Ближе к обеду ситуация в наряде заходила в тупик. Молодые писари постоянно меня не могли выручать из-за сильной своей занятости. Командир бригады мне несколько раз прокричал: «Дежурный, дневального мне приведи на уборку кабинета!» Я только кричал, что сейчас, товарищ полковник, кто-нибудь освободится. Но на третий крик я понял, что убираться придется идти мне. Я снял сержантские лычки и пошел в кабинет командира. Взял ведро с тряпкой, которое я уже не брал несколько месяцев, и практически со слезами на глазах начал мыть полы. Мне это делать было противно, хоть и мыл я у самого командира бригады. Вынося ведро, я прятался от солдат, чтобы меня никто не заметил.
Прапорщик Вахмутов захаживал периодически в штаб и спрашивал, где остальные. Я их отмазывал, как мог, хоть прапорщик мне и не верил, а только говорил умные слова. Я молча стоял и все это слушал. Но было желание сказать, что какого хрена ты меня засунул в наряд с двумя авторитетами, с которыми сам справиться не можешь, и когда ты говоришь спецназовцу, чтобы тот переодел кроссовки на берцы, тот просто тебя игнорирует. И местного как прапорщик ни пытался ставить на место, а его все равно отпускали по приказу командира бригады домой на выходные. Да, я согласен, что в наряды было некого ставить, но можно было как-то растасовать колоду и поставить хотя бы одного молодого или моего призыва. Его самого поставить в наряд с этими двумя, и я уверен, что он с ними бы не справился.
Скрипя зубами, я вечером отмучил наряд по штабу. При сдаче наряда, в туалете мне помыл писарь штаба, а коридор мыть уже времени не было. Я сказал, что все вопросы к спецназовцу с местным, которых боялись все как огня.
В роте постоянно нагнеталась обстановка старослужащими. Каждый старослужащий пытался в сводной роте себя проявить. А проявлять они только могли унижая и избивая младший призыв. Был настоящий бардак. В наряд в караул никто не хотел ходить из молодых. Самое спокойное место в карауле — стоять на посту на вышке два часа.

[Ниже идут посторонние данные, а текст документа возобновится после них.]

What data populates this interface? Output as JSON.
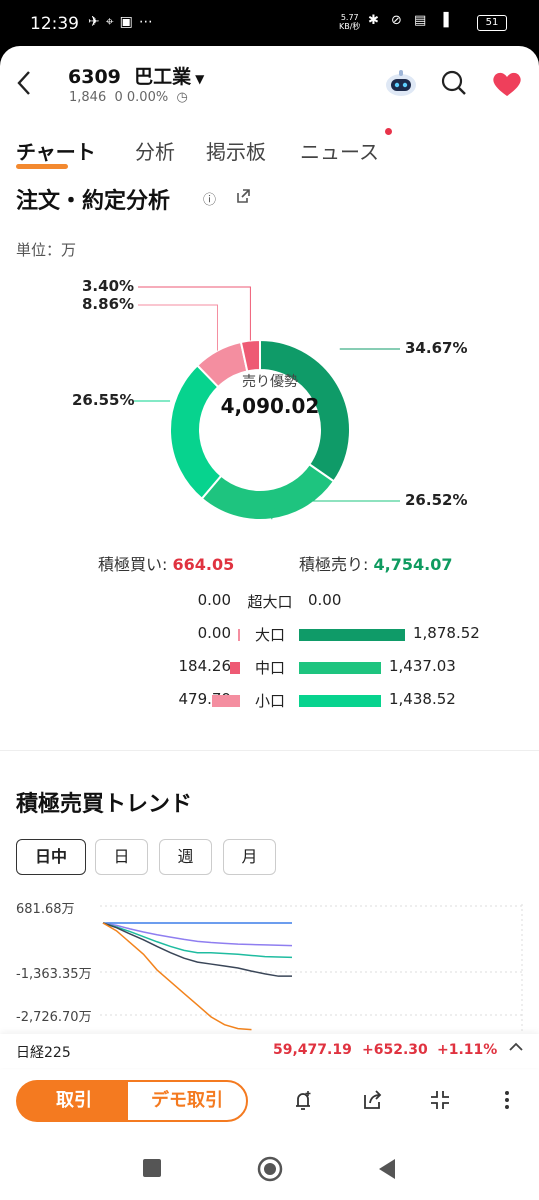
{
  "status_bar": {
    "time": "12:39",
    "speed_value": "5.77",
    "speed_unit": "KB/秒",
    "battery": "51"
  },
  "header": {
    "stock_code": "6309",
    "stock_name": "巴工業",
    "price": "1,846",
    "change": "0",
    "change_pct": "0.00%"
  },
  "tabs": [
    {
      "label": "チャート",
      "active": true
    },
    {
      "label": "分析",
      "active": false
    },
    {
      "label": "掲示板",
      "active": false
    },
    {
      "label": "ニュース",
      "active": false
    }
  ],
  "order_analysis": {
    "title": "注文・約定分析",
    "unit_label": "単位：万",
    "center_label": "売り優勢",
    "center_value": "4,090.02",
    "buy_label": "積極買い:",
    "buy_value": "664.05",
    "sell_label": "積極売り:",
    "sell_value": "4,754.07",
    "rows": [
      {
        "label": "超大口",
        "buy": "0.00",
        "sell": "0.00"
      },
      {
        "label": "大口",
        "buy": "0.00",
        "sell": "1,878.52"
      },
      {
        "label": "中口",
        "buy": "184.26",
        "sell": "1,437.03"
      },
      {
        "label": "小口",
        "buy": "479.79",
        "sell": "1,438.52"
      }
    ]
  },
  "chart_data": [
    {
      "type": "pie",
      "title": "",
      "categories": [
        "売り大口",
        "売り中口",
        "売り小口",
        "買い小口",
        "買い中口"
      ],
      "values": [
        34.67,
        26.52,
        26.55,
        8.86,
        3.4
      ],
      "labels": [
        "34.67%",
        "26.52%",
        "26.55%",
        "8.86%",
        "3.40%"
      ],
      "colors": [
        "#0f9b68",
        "#1ec47f",
        "#07d38e",
        "#f48ea0",
        "#ee5a74"
      ]
    },
    {
      "type": "line",
      "title": "積極売買トレンド",
      "y_tick_labels": [
        "681.68万",
        "-1,363.35万",
        "-2,726.70万"
      ],
      "ylim": [
        -2726.7,
        681.68
      ],
      "series": [
        {
          "color": "#3b7de8",
          "values": [
            0,
            0,
            0,
            0,
            0,
            0,
            0,
            0,
            0,
            0,
            0,
            0,
            0,
            0,
            0
          ]
        },
        {
          "color": "#8f7ef0",
          "values": [
            0,
            -60,
            -150,
            -230,
            -300,
            -360,
            -420,
            -470,
            -500,
            -520,
            -540,
            -550,
            -560,
            -570,
            -580
          ]
        },
        {
          "color": "#1fbca0",
          "values": [
            0,
            -100,
            -220,
            -350,
            -480,
            -600,
            -700,
            -760,
            -760,
            -780,
            -800,
            -830,
            -860,
            -870,
            -880
          ]
        },
        {
          "color": "#3a4658",
          "values": [
            0,
            -120,
            -280,
            -430,
            -600,
            -760,
            -900,
            -1000,
            -1050,
            -1100,
            -1150,
            -1230,
            -1300,
            -1360,
            -1360
          ]
        },
        {
          "color": "#f2831d",
          "values": [
            0,
            -200,
            -500,
            -800,
            -1200,
            -1500,
            -1800,
            -2100,
            -2400,
            -2600,
            -2700,
            -2726
          ]
        }
      ]
    }
  ],
  "trend": {
    "title": "積極売買トレンド",
    "periods": [
      "日中",
      "日",
      "週",
      "月"
    ],
    "selected_period": "日中"
  },
  "ticker": {
    "name": "日経225",
    "value": "59,477.19",
    "change": "+652.30",
    "change_pct": "+1.11%"
  },
  "bottom_bar": {
    "trade_label": "取引",
    "demo_label": "デモ取引"
  },
  "colors": {
    "accent": "#f47a20",
    "up_red": "#e03340",
    "down_green": "#0f9b60"
  }
}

В бодрствующую и отдыхающую смену сержанты и старослужащие издевались над молодыми. Один солдат моего призыва сказал, что лучше стоять на вышке целые сутки в бронежилете с автоматом, чем находиться в караульном помещении.
Вскоре прапорщик Вахмутов стал вписывать и молодой сержантский состав в караул, то есть в том числе и меня вместе с молодыми сержантами из учебки, приехавшими со мной. Уж больно много было сержантов, а часовыми ходить было некому. В карауле обстановку нагнетали несколько старослужащих. Если трое старослужащих в караул не попадали, то несение службы было спокойным. Один из трех старослужащих, которого называли Слоном, постоянно вносил свои правила. Он был рядовым солдатом, и ребята в карауле вместо отдыха перед заступлением на пост постоянно часами отжимались, получая в нагрузку удары руками и ногами.
Сменив мою смену часовых с вышек, по приходу в караульное помещение рядовой Слон, построив нас в шеренгу, решил до нашей смены докопаться. Слон меня из молодых сержантов уважал больше всех и говорил, что из меня как сержанта толк выйдет. При команде Слона «упор лежа принять» все упали на пол, кроме меня. Двое молодых сержантов тоже упали. Я один стоял. Слону не понравилось, что я один его не послушал. Как это практически дембель, служивший в Чечне, которому осталось служить пару месяцев, не может поставить в упор лежа молодого сержанта. Самолюбие было превыше него, тем более начальник караула с помощником начальника караула, старослужащие сержанты, начали над ним глумиться. Слон зверел, и другие его не интересовали. Он мне: «Я сказал, сержант, упор лежа принять», — злился рядовой Слон. Я не знаю, сколько он меня долбил, половину часа, может, час. Я летал по всей караулке. Удары куда только ни наносились, и по почкам, и по спине, и по лицу. Чтобы синяков на лице не было, он долбил меня ладонями. Я падал и вставал, корчась от боли. Сколько он меня бы бил, неизвестно, но, лежа на полу, поднимаясь и опираясь на руки, я получаю сильный удар ногой, одетой в берец, в область ребер. Что-то у меня там внутри хрустнуло, и я почувствовал резкую боль.
Я от боли стал корчиться и стонать. Слон сразу перепугался, и стал меня поднимать, понимая, что сломал мне от удара ногой пыром ребра. У меня от боли текли слезы, а Слон со мной проводил воспитательную беседу, чтобы я его не сдал. Лежа на кровати я не знал даже, от чего я больше плакал, от боли или от обиды. С глубоким дыханием у меня заламывало ребра. Еще оставалась у меня одна моя двухчасовая смена на посту на вышке.